Nokia CEO (and Microsoft (MSFT) veteran) Stephen Elop had already prepared the troops with his “burning platforms” memo, lambasting his new employer for how it failed to respond to the iPhone (AAPL) and Android (GOOG) challenge.
Nokia’s problem is that it never got software. It created Symbian so that Microsoft would never take over handset profits the way it did with the PC. It outsourced key software development to Symbian and then continued to peddle its cursor-key S60 platform the in the face of Apple’s groundbreaking GUI phone.
Now it has partnered with Microsoft, a company that certainly is competent at software, but has yet to prove that it can execute on mobile software. Elop has jumped off the burning oil platform into a ship that’s adrift and has a hold filled with water. (Today its stock fell 13% in response to the news.)
Who are the winners and losers?
- Microsoft. Even if Windows Phone never goes anywhere, it gets a user base for Bing on the handset.
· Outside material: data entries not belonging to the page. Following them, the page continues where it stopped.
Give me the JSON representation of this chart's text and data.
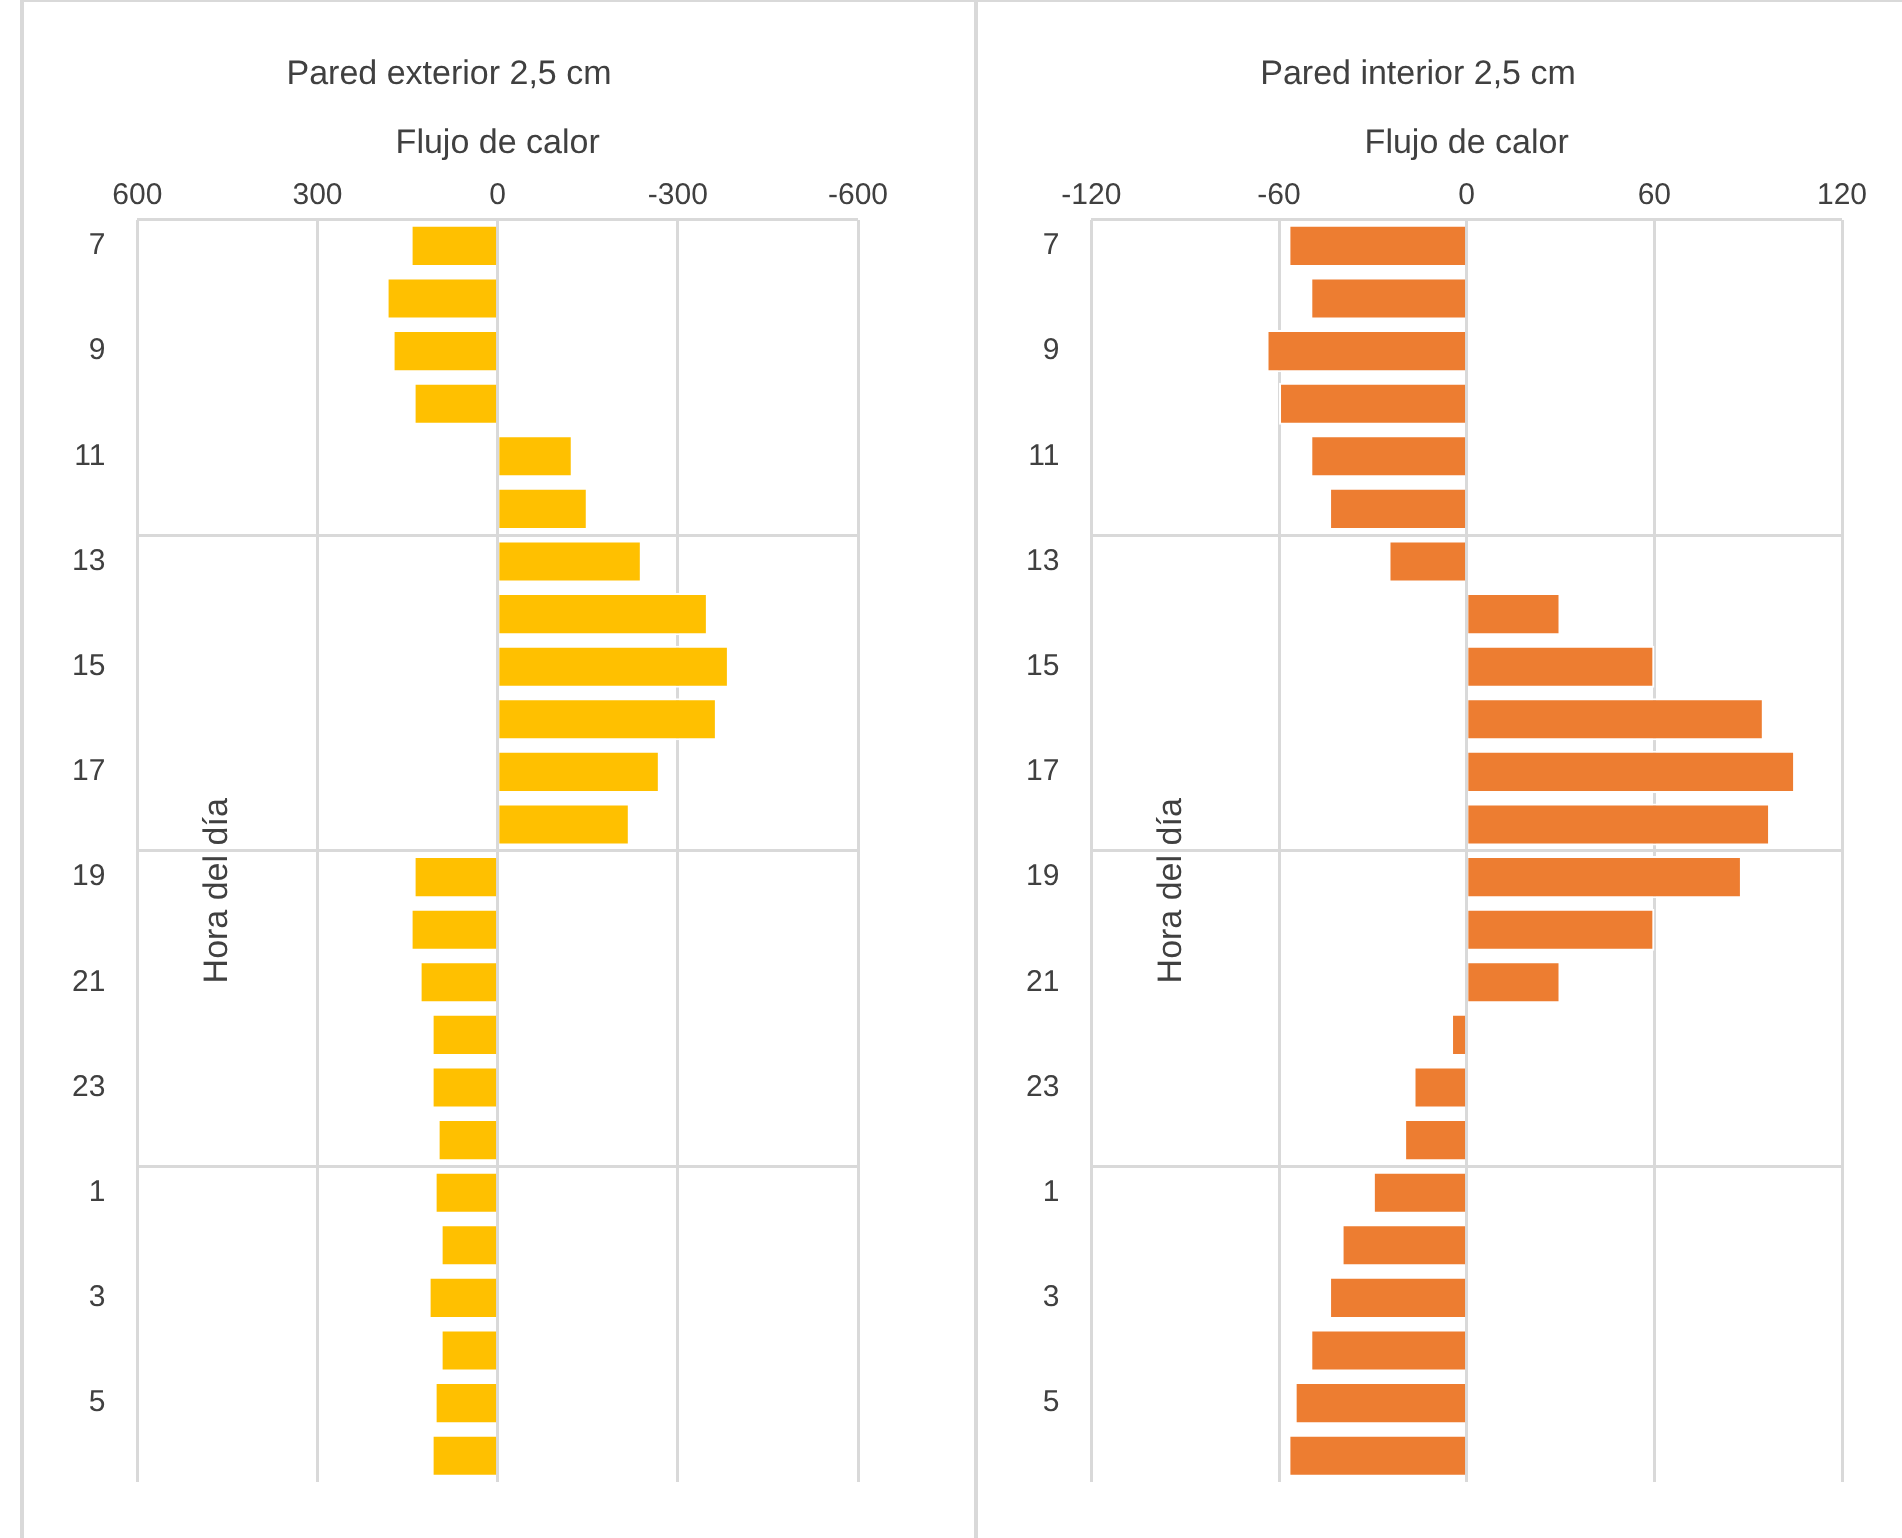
{
  "chart_data": [
    {
      "type": "bar",
      "orientation": "horizontal",
      "title": "Pared exterior 2,5 cm",
      "xlabel": "Flujo de calor",
      "ylabel": "Hora del día",
      "categories": [
        "7",
        null,
        "9",
        null,
        "11",
        null,
        "13",
        null,
        "15",
        null,
        "17",
        null,
        "19",
        null,
        "21",
        null,
        "23",
        null,
        "1",
        null,
        "3",
        null,
        "5",
        null
      ],
      "values": [
        145,
        185,
        175,
        140,
        -125,
        -150,
        -240,
        -350,
        -385,
        -365,
        -270,
        -220,
        140,
        145,
        130,
        110,
        110,
        100,
        105,
        95,
        115,
        95,
        105,
        110
      ],
      "color": "#ffc000",
      "xlim": [
        600,
        -600
      ],
      "xticks": [
        600,
        300,
        0,
        -300,
        -600
      ],
      "grid": true
    },
    {
      "type": "bar",
      "orientation": "horizontal",
      "title": "Pared interior 2,5 cm",
      "xlabel": "Flujo de calor",
      "ylabel": "Hora del día",
      "categories": [
        "7",
        null,
        "9",
        null,
        "11",
        null,
        "13",
        null,
        "15",
        null,
        "17",
        null,
        "19",
        null,
        "21",
        null,
        "23",
        null,
        "1",
        null,
        "3",
        null,
        "5",
        null
      ],
      "values": [
        -57,
        -50,
        -64,
        -60,
        -50,
        -44,
        -25,
        30,
        60,
        95,
        105,
        97,
        88,
        60,
        30,
        -5,
        -17,
        -20,
        -30,
        -40,
        -44,
        -50,
        -55,
        -57
      ],
      "color": "#ed7d31",
      "xlim": [
        -120,
        120
      ],
      "xticks": [
        -120,
        -60,
        0,
        60,
        120
      ],
      "grid": true
    }
  ]
}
- Nokia. Despited hundreds of millions in side payments from Microsoft, it transitions from the world’s most popular smart phone platform of the past decade (albeit one in sharp decline) to the fifth most popular platform. It adopts Windows Phone 7, which has a 2% share in the U.S. smartphone market, half that of the older Windows Mobile 6.
- Symbian and MeeGo developers. After following Nokia in its QT-everywhere strategy, they are now officially orphaned.
- Current Windows handset vendors. Presumably Windows Phone becomes a captive Nokia platform (the only kind it likes) and Samsung (GM:SSNLF), Motorola (MMI) and Sony Ericsson (ERIC) abandon their limited sales of Windows phones into U.S. enterprises.
- Research in Motion (RIMM). The distant and long-rumored hope of a Microsoft acquisition as an exit strategy is now gone.
Meanwhile, the Silicon Valley duo, Apple and Google, will continue their march forward to displace all comers — Apple with a plurality of profits and Google eventually achieving a majority of the market share.
The sign of a troubled company is multiple Hail Mary passes in a row. Nokia bought Symbian and made a half-hearted effort to establish an open source project (three years too late). It told developers to abandon Symbian APIs in favor of QT APIs that could enable a transition to MeeGo. And now it declares its future to be a platform that many have already written off.
All this because it doesn’t want to join the commodity free-for-all that is Android? In his memo, Elop told his troops:
Chinese OEMs are cranking out a device much faster than, as one Nokia employee said only partially in jest, “the time that it takes us to polish a PowerPoint presentation.” They are fast, they are cheap, and they are challenging us.
Nokia needs to fix its execution rather than throwing more Hail Mary passes than even Doug Flutie ever completed.